Thursday, July 06, 2006

all at once, the italians are fun again

Who can resist a laugh when Perrotta (of all humans! I counted four personal dives in the first half alone against Ukraine. Shameless!) makes his little diving motion at a prone Michael Ballack? What exactly did Gattuso say to Ballack that set him into a Rooney-like rage after their collision? And how can you argue with a team that waits until overtime to sneak not one but two goals in past Lehmann? It was an excellent day at the pitch all the way around.

It's a liberating thing, watching two teams you hate at battle. Your subconscious immediately chooses one side as the lesser of two evils: in this case, the Italians. (How could Germany gloat about its victory over the Argentines? Take out their keeper with a knee to the ribs then win in penalties? Where's the glory in that?) It wasn't long, then, before I began to feel a certain fondness for Camoranesi on his tireless and fierce run up and down the wing, and an admiration for the tough Buffon, who'd caught my attention when he bashed his head against the post midway into the Ukraine match and still never gave up a goal. Here is not a man, I said to myself, who would fold beneath German batterings, and if they did manage to stretch play once more into a penalty shoot-out, this is the fellow I'd trust manning the line.

When the goals came, one hard upon the other, I was cheering as lustily as anyone at Beulahland.

That said, I promised my brother that the Italians will not take the Cup. He's scheduled this Sunday to be on a train from Rome to Bosnia and if Italy wins there's a chance the whole country will shut down and he'll be stuck forlornly on a station bench under a sky effulgent with flares and clamoring with the noise of carnival pandemonium.

So France it is. The noble Zidane, the great-hearted Ribery, the very delicate Henry.

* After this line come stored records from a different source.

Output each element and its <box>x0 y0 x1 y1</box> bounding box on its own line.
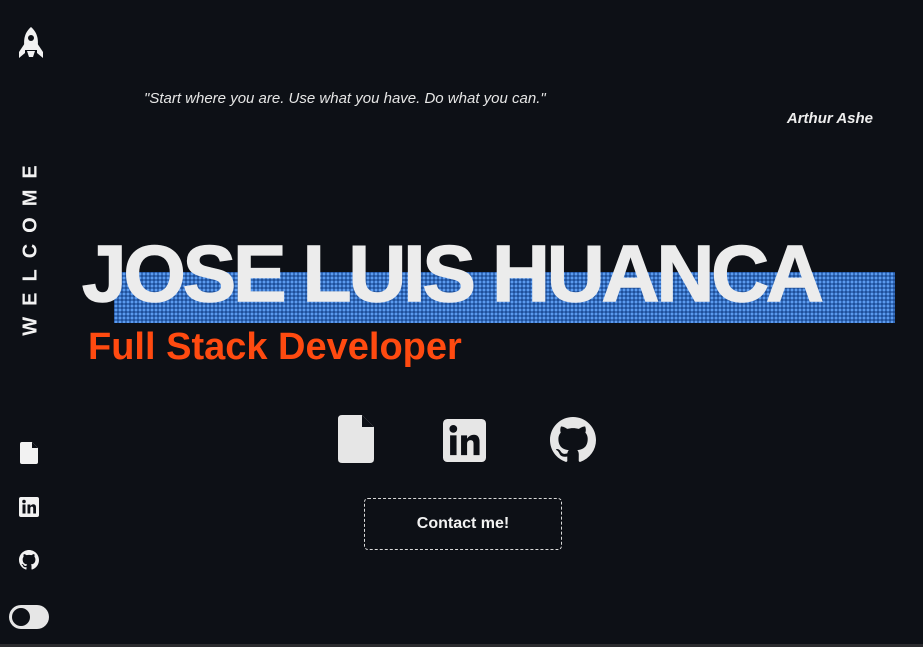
hero-name: JOSE LUIS HUANCA <box>81 228 824 319</box>
quote-text: "Start where you are. Use what you have.… <box>144 90 546 107</box>
linkedin-icon[interactable] <box>19 495 39 519</box>
github-icon[interactable] <box>19 548 39 572</box>
linkedin-icon[interactable] <box>443 419 486 462</box>
quote-author: Arthur Ashe <box>786 110 873 127</box>
sidebar: WELCOME <box>0 0 62 647</box>
document-icon[interactable] <box>19 441 39 465</box>
toggle-knob <box>12 608 30 626</box>
contact-button[interactable]: Contact me! <box>364 498 562 550</box>
github-icon[interactable] <box>550 417 596 463</box>
hero-role: Full Stack Developer <box>88 326 462 368</box>
welcome-label: WELCOME <box>19 154 42 336</box>
rocket-icon[interactable] <box>16 26 46 62</box>
theme-toggle[interactable] <box>9 605 49 629</box>
document-icon[interactable] <box>336 414 376 464</box>
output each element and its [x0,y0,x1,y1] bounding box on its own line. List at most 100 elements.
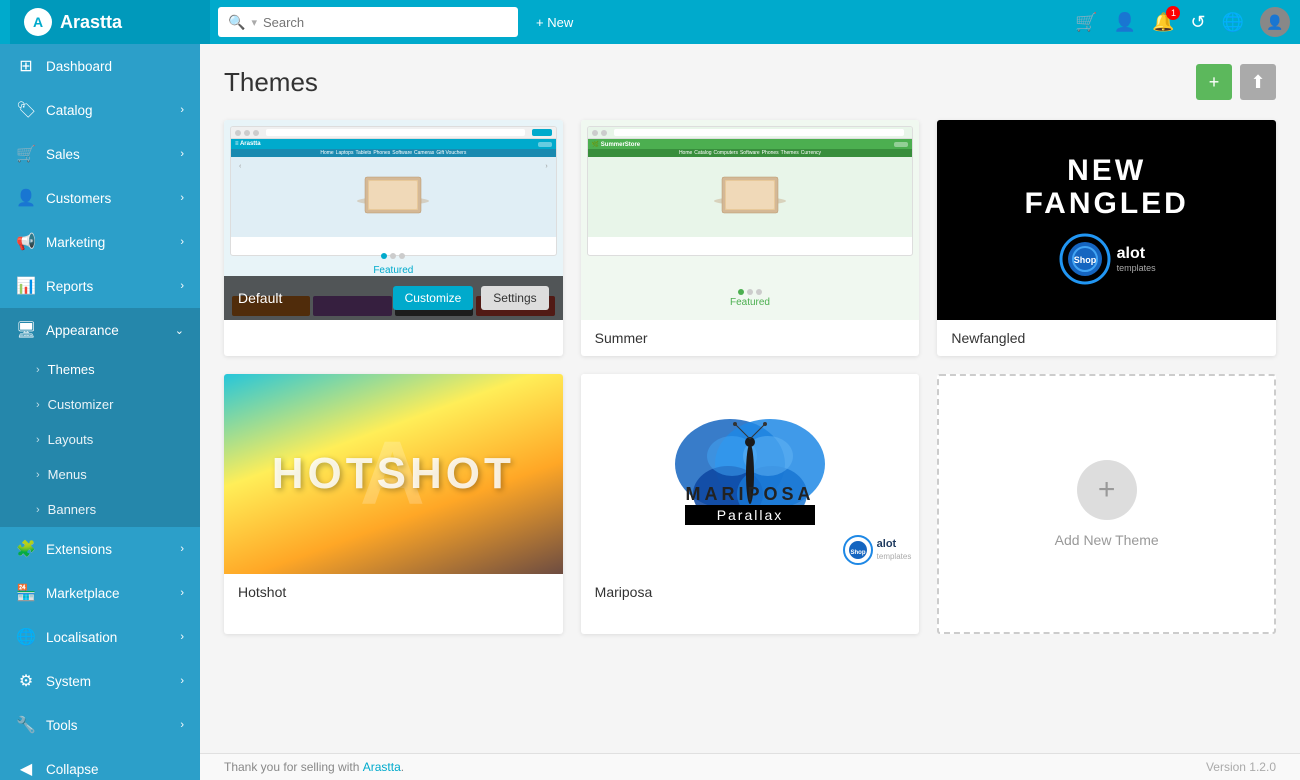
theme-image-mariposa: MARIPOSA Parallax Shop alottempla [581,374,920,574]
sidebar-sub-themes[interactable]: › Themes [0,352,200,387]
refresh-icon[interactable]: ↺ [1190,12,1205,33]
content-area: Themes + ⬆ [200,44,1300,753]
sidebar-item-tools[interactable]: 🔧 Tools › [0,703,200,747]
sidebar-sub-banners[interactable]: › Banners [0,492,200,527]
sidebar-item-marketing[interactable]: 📢 Marketing › [0,220,200,264]
page-title: Themes [224,67,1188,98]
main-layout: ⊞ Dashboard 🏷 Catalog › 🛒 Sales › 👤 Cust… [0,44,1300,780]
sidebar-label-customers: Customers [46,191,111,206]
app-name: Arastta [60,12,122,33]
add-theme-card[interactable]: + Add New Theme [937,374,1276,634]
default-theme-actions: Default Customize Settings [224,276,563,320]
theme-card-hotshot: A HOTSHOT Hotshot [224,374,563,634]
reports-arrow: › [180,280,184,292]
sidebar-sub-label-banners: Banners [48,502,96,517]
customizer-sub-arrow: › [36,399,40,411]
default-settings-button[interactable]: Settings [481,286,548,310]
sidebar-label-tools: Tools [46,718,78,733]
default-customize-button[interactable]: Customize [393,286,474,310]
search-input[interactable] [263,15,463,30]
sidebar-sub-menus[interactable]: › Menus [0,457,200,492]
mariposa-theme-name: Mariposa [595,584,653,600]
app-logo[interactable]: A Arastta [10,0,210,44]
newfangled-theme-footer: Newfangled [937,320,1276,356]
sidebar-label-localisation: Localisation [46,630,117,645]
appearance-submenu: › Themes › Customizer › Layouts › Menus … [0,352,200,527]
sidebar-label-catalog: Catalog [46,103,93,118]
sidebar-item-marketplace[interactable]: 🏪 Marketplace › [0,571,200,615]
footer-link[interactable]: Arastta [363,760,401,774]
hotshot-theme-footer: Hotshot [224,574,563,610]
add-plus-icon: + [1077,460,1137,520]
sidebar-item-dashboard[interactable]: ⊞ Dashboard [0,44,200,88]
avatar[interactable]: 👤 [1260,7,1290,37]
customers-arrow: › [180,192,184,204]
theme-card-summer: 🌿 SummerStore HomeCatalogComputersSoftwa… [581,120,920,356]
sidebar-item-localisation[interactable]: 🌐 Localisation › [0,615,200,659]
sidebar-label-extensions: Extensions [46,542,112,557]
summer-theme-name: Summer [595,330,648,346]
sidebar-label-marketplace: Marketplace [46,586,120,601]
extensions-arrow: › [180,543,184,555]
footer: Thank you for selling with Arastta. Vers… [200,753,1300,780]
theme-image-hotshot: A HOTSHOT [224,374,563,574]
catalog-arrow: › [180,104,184,116]
appearance-arrow: ⌄ [175,324,184,337]
sidebar-item-system[interactable]: ⚙ System › [0,659,200,703]
logo-icon: A [24,8,52,36]
tools-arrow: › [180,719,184,731]
sidebar-label-dashboard: Dashboard [46,59,112,74]
topbar-right: 🛒 👤 🔔 1 ↺ 🌐 👤 [1075,7,1290,37]
user-icon[interactable]: 👤 [1114,12,1136,33]
sidebar: ⊞ Dashboard 🏷 Catalog › 🛒 Sales › 👤 Cust… [0,44,200,780]
default-theme-overlay-name: Default [238,290,385,306]
new-button[interactable]: + New [526,15,583,30]
footer-version: Version 1.2.0 [1206,760,1276,774]
tools-icon: 🔧 [16,715,36,735]
customers-icon: 👤 [16,188,36,208]
sidebar-sub-label-customizer: Customizer [48,397,114,412]
marketplace-icon: 🏪 [16,583,36,603]
marketing-icon: 📢 [16,232,36,252]
system-arrow: › [180,675,184,687]
localisation-icon: 🌐 [16,627,36,647]
theme-image-default: ≡ Arastta HomeLaptopsTabletsPhonesSoftwa… [224,120,563,320]
themes-grid: ≡ Arastta HomeLaptopsTabletsPhonesSoftwa… [224,120,1276,634]
sidebar-label-sales: Sales [46,147,80,162]
menus-sub-arrow: › [36,469,40,481]
sidebar-label-marketing: Marketing [46,235,105,250]
sidebar-item-collapse[interactable]: ◀ Collapse [0,747,200,780]
themes-sub-arrow: › [36,364,40,376]
sidebar-item-appearance[interactable]: 🖥 Appearance ⌄ [0,308,200,352]
sidebar-label-collapse: Collapse [46,762,99,777]
cart-icon[interactable]: 🛒 [1075,12,1097,33]
sidebar-sub-label-layouts: Layouts [48,432,94,447]
marketing-arrow: › [180,236,184,248]
theme-card-mariposa: MARIPOSA Parallax Shop alottempla [581,374,920,634]
sidebar-item-customers[interactable]: 👤 Customers › [0,176,200,220]
reports-icon: 📊 [16,276,36,296]
add-theme-label: Add New Theme [1055,532,1159,548]
add-theme-button[interactable]: + [1196,64,1232,100]
sidebar-item-reports[interactable]: 📊 Reports › [0,264,200,308]
sidebar-sub-layouts[interactable]: › Layouts [0,422,200,457]
layouts-sub-arrow: › [36,434,40,446]
system-icon: ⚙ [16,671,36,691]
notification-icon[interactable]: 🔔 1 [1152,12,1174,33]
sidebar-item-extensions[interactable]: 🧩 Extensions › [0,527,200,571]
localisation-arrow: › [180,631,184,643]
sidebar-item-catalog[interactable]: 🏷 Catalog › [0,88,200,132]
upload-button[interactable]: ⬆ [1240,64,1276,100]
content-header: Themes + ⬆ [224,64,1276,100]
search-icon: 🔍 [228,14,245,31]
sidebar-item-sales[interactable]: 🛒 Sales › [0,132,200,176]
globe-icon[interactable]: 🌐 [1222,12,1244,33]
sidebar-label-system: System [46,674,91,689]
banners-sub-arrow: › [36,504,40,516]
sidebar-sub-customizer[interactable]: › Customizer [0,387,200,422]
search-dropdown-icon[interactable]: ▾ [251,16,257,29]
summer-theme-footer: Summer [581,320,920,356]
theme-card-default: ≡ Arastta HomeLaptopsTabletsPhonesSoftwa… [224,120,563,356]
svg-text:Shop: Shop [850,550,865,556]
search-bar: 🔍 ▾ [218,7,518,37]
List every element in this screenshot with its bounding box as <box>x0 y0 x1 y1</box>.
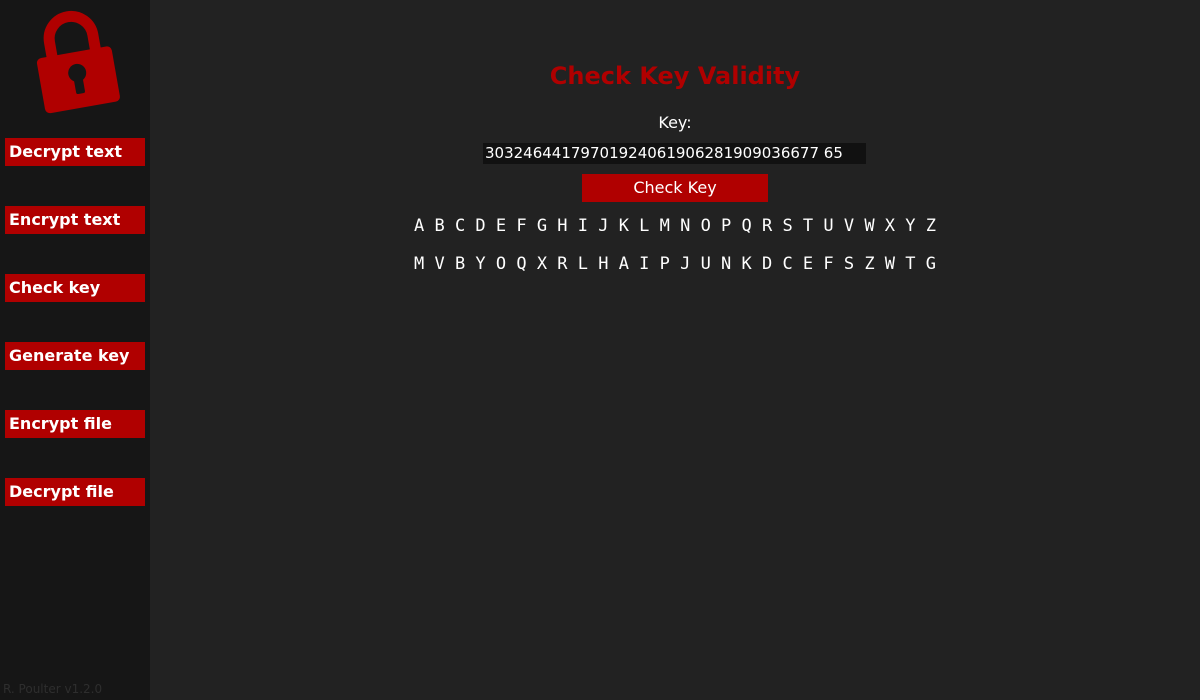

I had the pleasure yesterday of watching France v Portugal alongside Derek. My own hopes for France trickle from the shell of a broken heart, whereas his are strong and hardy, but even I bit my nails to the nubs during those last minutes. Here's Portugal on relentless and determined attack, and here's Barthez, shifted firmly into wacky mode. What will he do next? Throw the ball into his own goal in tribute to the absurdity of life? Nothing can be ruled out when Barthez is in goal; it is part of his charm. Derek is screaming BAR-THEEEEEZ on a rising note, like a warning, and suddenly, at the back of the cluster of players, who's that in the blue? Ricardo! With a distinctly Barthez-like flair, unable to stay helpless in goal while the match might be lost at the other end, he runs the length of the pitch to help out! Excellent. As darkly as I hate Cristiano Ronaldo now (it was that wink. A grown-up does not defecate where he eats, my pretty little Mancusian compadre), I'd have gladly seen Portugal into penalties as long as it was Ricardo who equalised.

Still, I'd have regretted it in the morning. Far better that France took their win straight up. It wasn't the tidiest of victories, and they will have to pull together as they did against Brazil in order to vanquish the trickster Italians, but it'll do for now.

Contented, my throat sore from hollering, I take my hat off to the Europeans for two intoxicating days of football.

3 comments:

Anonymous said...

Interesting story I read just now:
Researchers try to formulate the perfect penalty shot.
Mathematicians and psychologists are trying to turn the World Cup
tiebreakers into a science.
http://www.csmonitor.com/2006/0706/p13s02-alsp.html
:-)

Zach Dundas said...

Ricardo's foray into the offensive end was worth the entire game.

lisa said...

I don't know. He's a priest. It's possible that he has connections. We'll see.

The interesting question for me is whether the Italians will use their strengths and skills, which they obviously have but which require effort, or rather revert to their lazy shenanigans?